Want to make muchos monies without tearing your hair out?
Australia’s top demographer Bernard Salt has been hard at work defining the four categories he says all full-time Aussie workers slot into: rich workaholics, worker robots, time-rich cash-poor, and rich lifestylers.
If you value family time, but also strive for a comfortable life, you should aim to slot into the mould of a rich lifestyler – meaning, those who work jobs that pay above the country’s average salary, but require less than 44 hours of work per week. Approximately 22 per cent of Australia’s 11 million full-timers slot into this comparably gentle, yet lucrative category.
“There are a whole range of jobs that you’ve probably never heard of that are hard to define … that are emerging that are creative, interesting and highly-skilled and offer by this assessment a good quality of life,” Salt told news.com.au this week.
“When you pull [the data] apart, the people who seem to have the best quality of jobs are those with skills and education who are creative — that’s really where the economy is growing and where jobs are being created.”
- Rich Workaholics: Those who earn above average wage, but work an average of 62 hours a week
- Worker Robots: The Aussies who put in long hours but take home below-average pay
- Time Rich, Cash Poor: Those who put in less time per week, and therefore earn less money
- Rich Lifestylers: Those who earn above average wage, but work less than average hours
Financial aspirations are nothing to be sniffed at. It’s admirable to want to be successful in whatever it is you do. However, an unfortunate side effect of working hard in your occupation can often be stress.
The kind of stress that makes you devour entire bags of double-stuffed Oreos, or makes your skin break out and your heart race. Or has some other (actually serious), personal or physical implications.
But it doesn’t have to be the case.
According to the Business Insider, Career Information Expert Dr Lawrence Shatkin conducted a study comparing the average stress levels and salaries of the 767 occupations identified by the US Department of Labour.
Stress was measured on a scale of 1 to 100, according to the amount and frequency of criticism received by employees, as well as the proportion of high-stress situations they face.
Here are 8 of the lowest stress jobs, paying over US$70,000 (at the moment, that’s about $98,900AUD):
Because the moon and the stars don’t make impossible demands.
Astronomers undertake scientific research, observing and analysing galaxies, stars, planets, star-forming regions and the Sun.

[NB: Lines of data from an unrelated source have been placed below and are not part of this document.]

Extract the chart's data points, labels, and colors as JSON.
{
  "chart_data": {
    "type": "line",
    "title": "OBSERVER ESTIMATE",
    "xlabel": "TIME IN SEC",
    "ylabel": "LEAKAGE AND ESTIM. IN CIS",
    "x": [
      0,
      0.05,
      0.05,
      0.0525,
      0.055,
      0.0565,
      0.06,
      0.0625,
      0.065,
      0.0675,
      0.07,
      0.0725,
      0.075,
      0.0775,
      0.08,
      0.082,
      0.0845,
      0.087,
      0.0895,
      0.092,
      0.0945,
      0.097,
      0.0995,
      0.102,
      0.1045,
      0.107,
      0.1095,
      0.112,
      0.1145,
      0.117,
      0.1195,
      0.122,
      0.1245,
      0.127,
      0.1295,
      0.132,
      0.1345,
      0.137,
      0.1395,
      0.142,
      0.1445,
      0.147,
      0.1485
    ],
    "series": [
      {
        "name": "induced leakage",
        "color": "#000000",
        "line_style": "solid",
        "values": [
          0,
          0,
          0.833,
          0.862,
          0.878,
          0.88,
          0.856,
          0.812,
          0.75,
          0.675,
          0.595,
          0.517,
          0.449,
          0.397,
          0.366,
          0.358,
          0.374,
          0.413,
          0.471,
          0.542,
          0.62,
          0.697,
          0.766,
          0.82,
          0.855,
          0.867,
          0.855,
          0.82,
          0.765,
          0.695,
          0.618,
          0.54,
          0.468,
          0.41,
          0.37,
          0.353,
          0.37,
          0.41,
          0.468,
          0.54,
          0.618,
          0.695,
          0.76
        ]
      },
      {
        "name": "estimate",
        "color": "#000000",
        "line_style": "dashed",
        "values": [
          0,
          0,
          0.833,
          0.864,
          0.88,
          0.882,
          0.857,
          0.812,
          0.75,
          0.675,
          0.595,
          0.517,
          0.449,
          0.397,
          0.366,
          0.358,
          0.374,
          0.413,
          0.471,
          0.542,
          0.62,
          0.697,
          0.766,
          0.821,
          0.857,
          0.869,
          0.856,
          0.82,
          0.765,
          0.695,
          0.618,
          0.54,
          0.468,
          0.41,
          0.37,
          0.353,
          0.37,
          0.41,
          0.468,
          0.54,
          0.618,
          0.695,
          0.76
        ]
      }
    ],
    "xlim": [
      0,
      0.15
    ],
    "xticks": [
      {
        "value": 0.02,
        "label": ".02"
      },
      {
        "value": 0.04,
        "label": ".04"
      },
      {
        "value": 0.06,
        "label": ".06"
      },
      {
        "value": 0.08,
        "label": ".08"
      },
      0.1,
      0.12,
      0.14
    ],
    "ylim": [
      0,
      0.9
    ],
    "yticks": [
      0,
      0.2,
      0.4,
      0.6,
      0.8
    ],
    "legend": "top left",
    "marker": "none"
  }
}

Just to name a few.
Unfortunately, the field is quite narrow, requiring a PhD level qualification.
Stress level: 62.0
Average Annual Salary (2014): AU$151, 381
Low stress, decent wage and plentiful travel opportunities.
Geographers study the Earth’s surface, its structure, use and natural phenomena.
Geographical positions often require a Masters degree, however there are entry level positions available that are acceptable for those with a Bachelor.
Stress level: 58.0
Average Annual Salary (2014): AU$106,831
Are you on the creative side?
Arts directors are responsible for the visual styling of publications such as newspapers and magazines, film and television advertising and product packaging.
No qualifications necessary for this one, although many organisations will prefer employees with previous work experience
Stress level: 6.0
Average Annual Salary (2014): AU$124, 125
If crunching numbers is your game this one is for you.
Actuaries analyse risk and uncertainty and their potential financial costs.
Stress level: 63.7
Average Annual Salary (2014): AU$155, 549
Wet and wild?
Hydrologists study the patterns of movement of water across the Earth’s surface. Their knowledge can be used to find solutions regarding water quality and availability.
Stress Level: 65.5
Average Annual Salary (2014): AU$115, 761
Law Teachers (post-secondary)
They teach law.
Law teachers are responsible for shaping the next generations of legal brains. No pressure. No actually, no pressure. These are low stress jobs remember?
You will require a law degree for this one. As well as a bachelor in education (or equivalent).
Stress Level: 62.7
Average Annual Salary (2014): AU$178,410
Turns out politics is only stressful if you’re the ones in charge.
Political scientists are experts in the history, development and operation of global political systems.
You’re likely to need a Bachelor’s degree (followed by a Masters) in political science or public administration.
Stress Level: 60.8
Average Annual Salary (2014): AU$197, 809
As long as you’re good with getting really up close and personal with people.
Optometrists perform eye-tests to assest the vision of patients. They also prescribe glasses and lenses if necessary.
Bachelor + four year doctor of optometry +special license = a lot of time in school.
Stress Level: 70.3
Average Annual Salary (2014): AU$159, 675
What do you do for a living? Do you feel your stress/wage ratio is in balance?